Things haven’t changed much in the intervening period. While the affluent may jet off for a weekend in Prague or take a month off in Mauritius, there are still plenty who have never crossed the Channel and in-built English xenophobia is fuelled by the noticeability of immigrants. Sadly, things seem to be just as bad, or maybe even worse, on the economic front in Yorkshire.

Building worker Al has been out-of-work for ages, his wife Bet had only five customers all day in the shoe shop in which she works and there’s one more shop on the high street gone out of business. How long will her job last?

They are watching every penny. After 27 years of marriage, things have gone stale. A newspaper survey says most working class men would rather have a pint in the pub than make love to their wives—and she says he is one of them. He is full of frustrations. She has seriously thought of killing him; only the possibility of going to prison prevented her.

Al paints as a hobby, his monochrome pictures all of depressing industrial landscapes. Bet is besotted with magazine competitions. She’s won some small things in the past, now chucked out or consigned to a cupboard, but now she’s excited to get a letter saying she’s won a trip for two to Paris.

It’s a night crossing from Hull, a four-hour coach ride from Zebrugge and one night in a hotel near the Madeleine then back across the Channel the next night, but she finds it thrilling. He says he’s not interested. She says she’ll go with her sister but he relents, and so they both end up on the boat where she’s trying not to throw up—he’s already taken all their seasickness tablets.

Joe McGann and Shobna Gulati are perhaps just a little too real as Al and Bet, their problems too painful to be funny, especially when watching them in somewhere as prosperous as this London borough.
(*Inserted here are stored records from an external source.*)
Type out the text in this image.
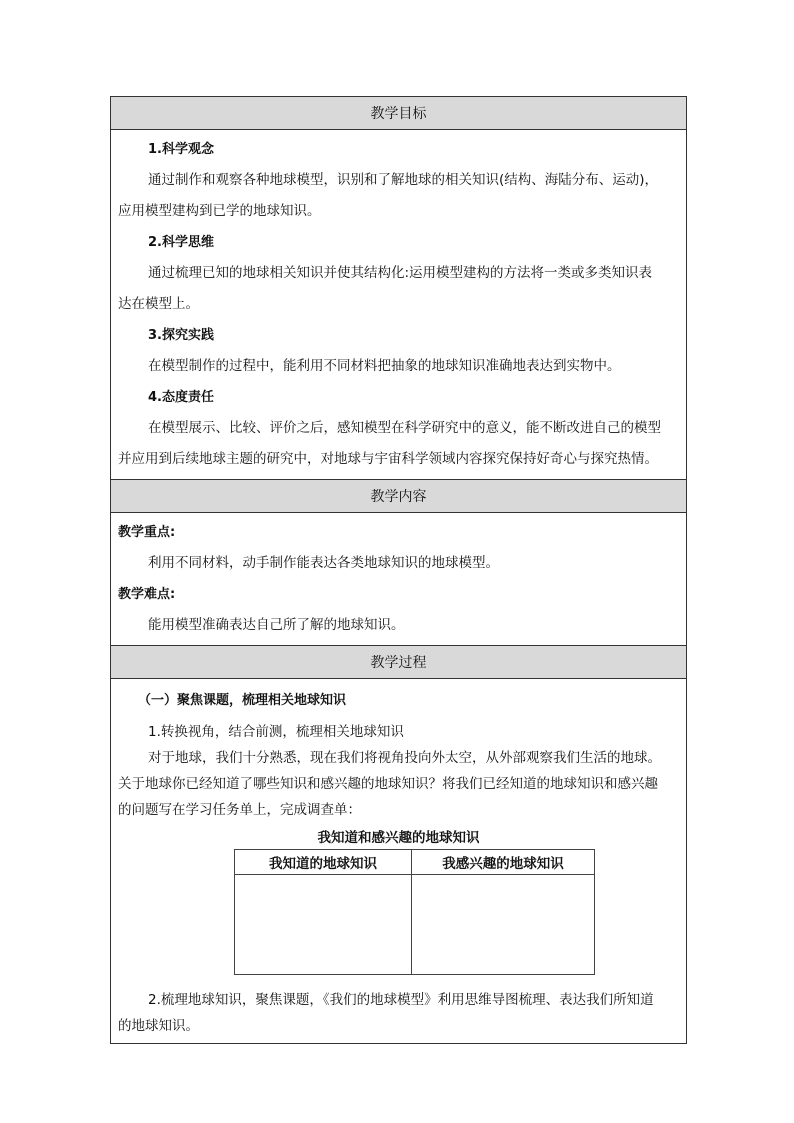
教学目标
1.科学观念
通过制作和观察各种地球模型，识别和了解地球的相关知识(结构、海陆分布、运动)，
应用模型建构到已学的地球知识。
2.科学思维
通过梳理已知的地球相关知识并使其结构化:运用模型建构的方法将一类或多类知识表
达在模型上。
3.探究实践
在模型制作的过程中，能利用不同材料把抽象的地球知识准确地表达到实物中。
4.态度责任
在模型展示、比较、评价之后，感知模型在科学研究中的意义，能不断改进自己的模型
并应用到后续地球主题的研究中，对地球与宇宙科学领域内容探究保持好奇心与探究热情。
教学内容
教学重点:
利用不同材料，动手制作能表达各类地球知识的地球模型。
教学难点:
能用模型准确表达自己所了解的地球知识。
教学过程
（一）聚焦课题，梳理相关地球知识
1.转换视角，结合前测，梳理相关地球知识
对于地球，我们十分熟悉，现在我们将视角投向外太空，从外部观察我们生活的地球。
关于地球你已经知道了哪些知识和感兴趣的地球知识？将我们已经知道的地球知识和感兴趣
的问题写在学习任务单上，完成调查单：
我知道和感兴趣的地球知识
我知道的地球知识	我感兴趣的地球知识

2.梳理地球知识，聚焦课题，《我们的地球模型》利用思维导图梳理、表达我们所知道
的地球知识。
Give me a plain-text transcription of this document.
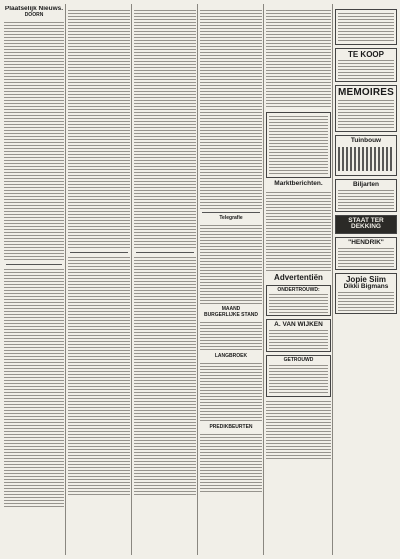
Plaatselijk Nieuws.
DOORN
Telegrafie
MAAND
BURGERLIJKE STAND
LANGBROEK
PREDIKBEURTEN
Marktberichten.
Advertentiën
ONDERTROUWD:
A. VAN WIJKEN
GETROUWD
TE KOOP
MEMOIRES
Tuinbouw
Biljarten
STAAT TER DEKKING
"HENDRIK"
Jopie Siim
Dikki Bigmans
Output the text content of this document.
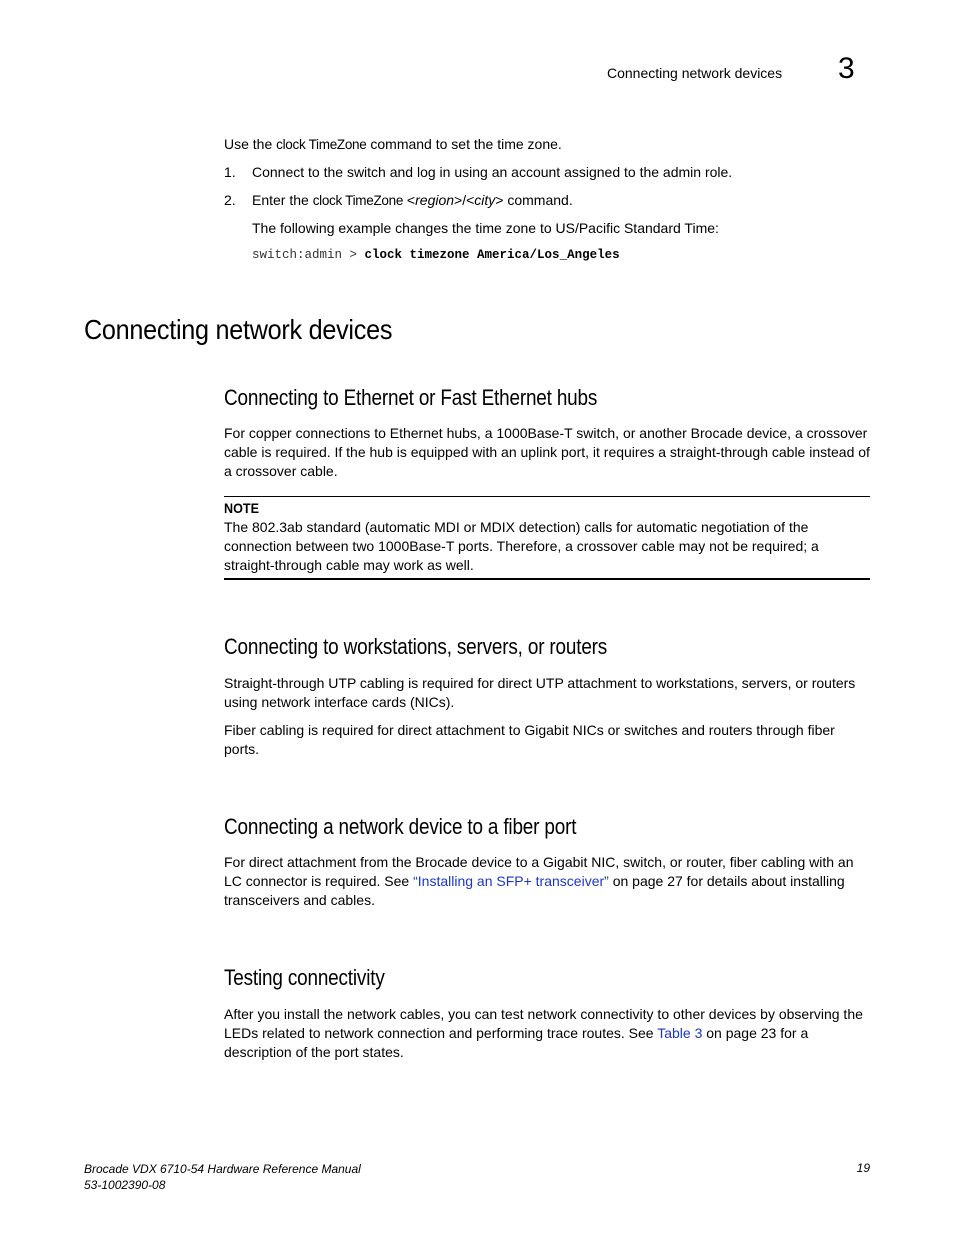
Connecting network devices 3

Use the clock TimeZone command to set the time zone.

1. Connect to the switch and log in using an account assigned to the admin role.
2. Enter the clock TimeZone <region>/<city> command.

The following example changes the time zone to US/Pacific Standard Time:

switch:admin > clock timezone America/Los_Angeles
Connecting network devices
Connecting to Ethernet or Fast Ethernet hubs

For copper connections to Ethernet hubs, a 1000Base-T switch, or another Brocade device, a crossover cable is required. If the hub is equipped with an uplink port, it requires a straight-through cable instead of a crossover cable.

NOTE
The 802.3ab standard (automatic MDI or MDIX detection) calls for automatic negotiation of the connection between two 1000Base-T ports. Therefore, a crossover cable may not be required; a straight-through cable may work as well.
Connecting to workstations, servers, or routers

Straight-through UTP cabling is required for direct UTP attachment to workstations, servers, or routers using network interface cards (NICs).

Fiber cabling is required for direct attachment to Gigabit NICs or switches and routers through fiber ports.

Connecting a network device to a fiber port

For direct attachment from the Brocade device to a Gigabit NIC, switch, or router, fiber cabling with an LC connector is required. See “Installing an SFP+ transceiver” on page 27 for details about installing transceivers and cables.

Testing connectivity

After you install the network cables, you can test network connectivity to other devices by observing the LEDs related to network connection and performing trace routes. See Table 3 on page 23 for a description of the port states.

Brocade VDX 6710-54 Hardware Reference Manual
53-1002390-08
19
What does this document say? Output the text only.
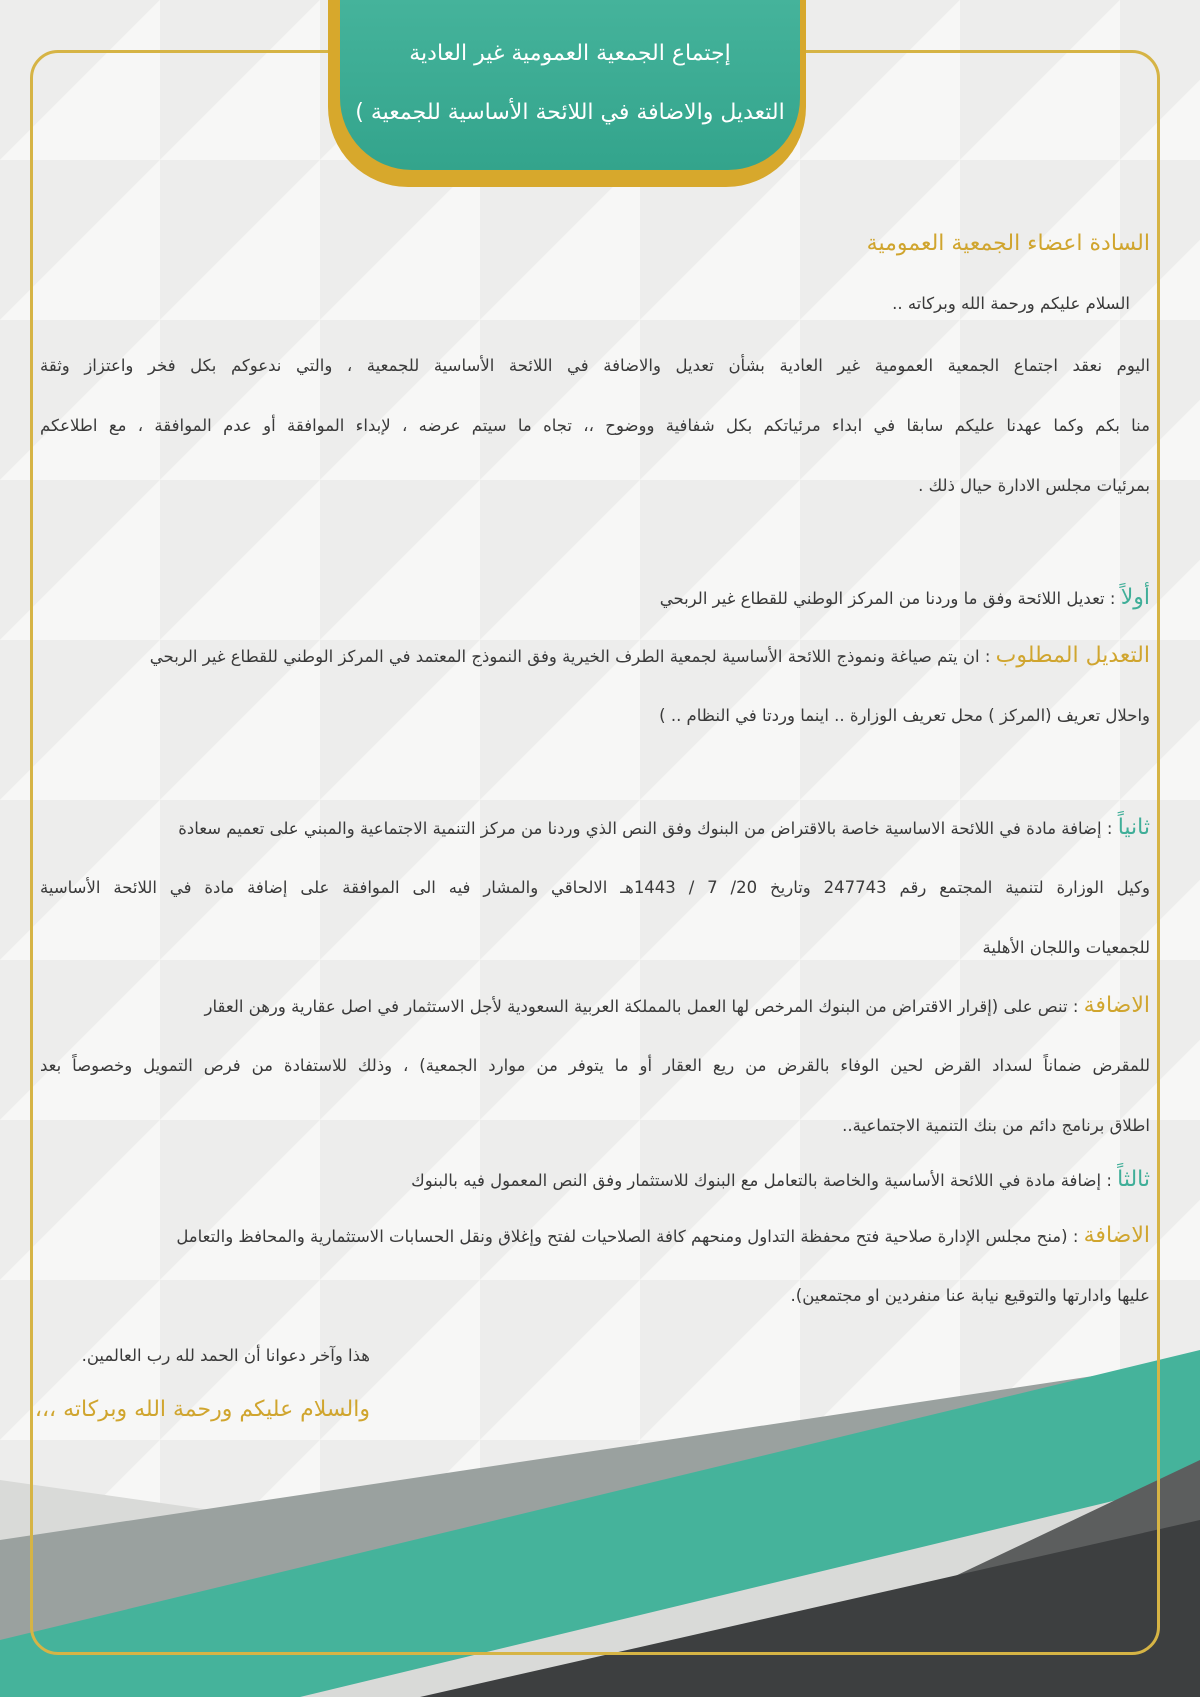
إجتماع الجمعية العمومية غير العادية
التعديل والاضافة في اللائحة الأساسية للجمعية )
السادة اعضاء الجمعية العمومية
السلام عليكم ورحمة الله وبركاته ..
اليوم نعقد اجتماع الجمعية العمومية غير العادية بشأن تعديل والاضافة في اللائحة الأساسية للجمعية ، والتي ندعوكم بكل فخر واعتزاز وثقة
منا بكم وكما عهدنا عليكم سابقا في ابداء مرئياتكم بكل شفافية ووضوح ،، تجاه ما سيتم عرضه ، لإبداء الموافقة أو عدم الموافقة ، مع اطلاعكم
بمرئيات مجلس الادارة حيال ذلك .
أولاً : تعديل اللائحة وفق ما وردنا من المركز الوطني للقطاع غير الربحي
التعديل المطلوب : ان يتم صياغة ونموذج اللائحة الأساسية لجمعية الطرف الخيرية وفق النموذج المعتمد في المركز الوطني للقطاع غير الربحي
واحلال تعريف (المركز ) محل تعريف الوزارة .. اينما وردتا في النظام .. )
ثانياً : إضافة مادة في اللائحة الاساسية خاصة بالاقتراض من البنوك وفق النص الذي وردنا من مركز التنمية الاجتماعية والمبني على تعميم سعادة
وكيل الوزارة لتنمية المجتمع رقم 247743 وتاريخ 20/ 7 / 1443هـ الالحاقي والمشار فيه الى الموافقة على إضافة مادة في اللائحة الأساسية
للجمعيات واللجان الأهلية
الاضافة : تنص على (إقرار الاقتراض من البنوك المرخص لها العمل بالمملكة العربية السعودية لأجل الاستثمار في اصل عقارية ورهن العقار
للمقرض ضماناً لسداد القرض لحين الوفاء بالقرض من ريع العقار أو ما يتوفر من موارد الجمعية) ، وذلك للاستفادة من فرص التمويل وخصوصاً بعد
اطلاق برنامج دائم من بنك التنمية الاجتماعية..
ثالثاً : إضافة مادة في اللائحة الأساسية والخاصة بالتعامل مع البنوك للاستثمار وفق النص المعمول فيه بالبنوك
الاضافة : (منح مجلس الإدارة صلاحية فتح محفظة التداول ومنحهم كافة الصلاحيات لفتح وإغلاق ونقل الحسابات الاستثمارية والمحافظ والتعامل
عليها وادارتها والتوقيع نيابة عنا منفردين او مجتمعين).
هذا وآخر دعوانا أن الحمد لله رب العالمين.
والسلام عليكم ورحمة الله وبركاته ،،،
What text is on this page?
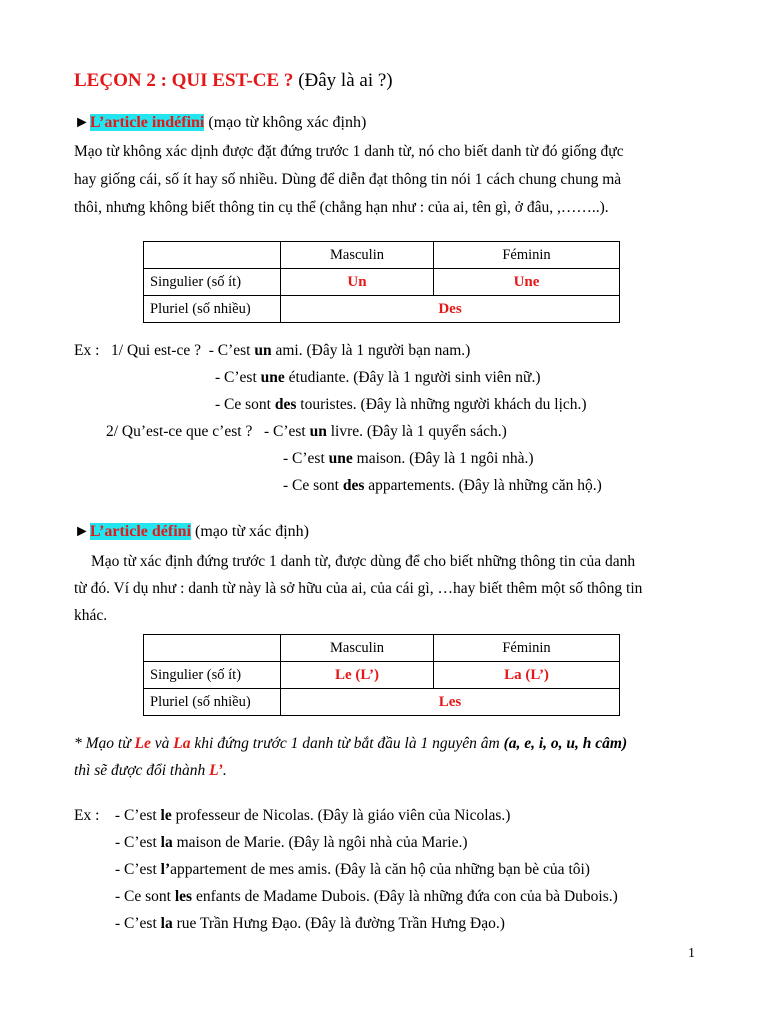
LEÇON 2 : QUI EST-CE ? (Đây là ai ?)
►L’article indéfini (mạo từ không xác định)
Mạo từ không xác dịnh được đặt đứng trước 1 danh từ, nó cho biết danh từ đó giống đực
hay giống cái, số ít hay số nhiều. Dùng để diễn đạt thông tin nói 1 cách chung chung mà
thôi, nhưng không biết thông tin cụ thể (chẳng hạn như : của ai, tên gì, ở đâu, ,……..).
	Masculin	Féminin
Singulier (số ít)	Un	Une
Pluriel (số nhiều)	Des	
Ex : 1/ Qui est-ce ? - C’est un ami. (Đây là 1 người bạn nam.)
- C’est une étudiante. (Đây là 1 người sinh viên nữ.)
- Ce sont des touristes. (Đây là những người khách du lịch.)
2/ Qu’est-ce que c’est ? - C’est un livre. (Đây là 1 quyển sách.)
- C’est une maison. (Đây là 1 ngôi nhà.)
- Ce sont des appartements. (Đây là những căn hộ.)
►L’article défini (mạo từ xác định)
Mạo từ xác định đứng trước 1 danh từ, được dùng để cho biết những thông tin của danh
từ đó. Ví dụ như : danh từ này là sở hữu của ai, của cái gì, …hay biết thêm một số thông tin
khác.
	Masculin	Féminin
Singulier (số ít)	Le (L’)	La (L’)
Pluriel (số nhiều)	Les	
* Mạo từ Le và La khi đứng trước 1 danh từ bắt đầu là 1 nguyên âm (a, e, i, o, u, h câm)
thì sẽ được đổi thành L’.
Ex : - C’est le professeur de Nicolas. (Đây là giáo viên của Nicolas.)
- C’est la maison de Marie. (Đây là ngôi nhà của Marie.)
- C’est l’appartement de mes amis. (Đây là căn hộ của những bạn bè của tôi)
- Ce sont les enfants de Madame Dubois. (Đây là những đứa con của bà Dubois.)
- C’est la rue Trần Hưng Đạo. (Đây là đường Trần Hưng Đạo.)
1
There were moments when I felt a little guilty that I was laughing at, rather than with, them in a way I wouldn’t have done if I’d being seeing it on their home territory.

That probably says more about me than about this production. With the second act and a colourful set of Paris landmarks, the atmosphere becomes much lighter and the picture of the awkward Brit abroad more general. Who hasn’t had a bit of a surprise when first encountering steak tartare or sometime walked too far rather than risk a transport system they don’t understand?

We all know a bickering couple like these two (may even be half of one) and Godber’s lively production (with Emma Keele and Robert Ashcroft manipulating the scene changes in mock Marceau mime) nicely handles the move from domestic angst to a new, more open approach to things.

Taken out of their humdrum familiar environment, Bet, and Al even more so, gain a growing understanding of the world, extending their interests and horizons. That is really what this play is about. It is not a condescending laugh at northern naivety or working class prejudices but a reminder of the potential in all of us if we are given the opportunity to develop it. In the end it sends you home laughing.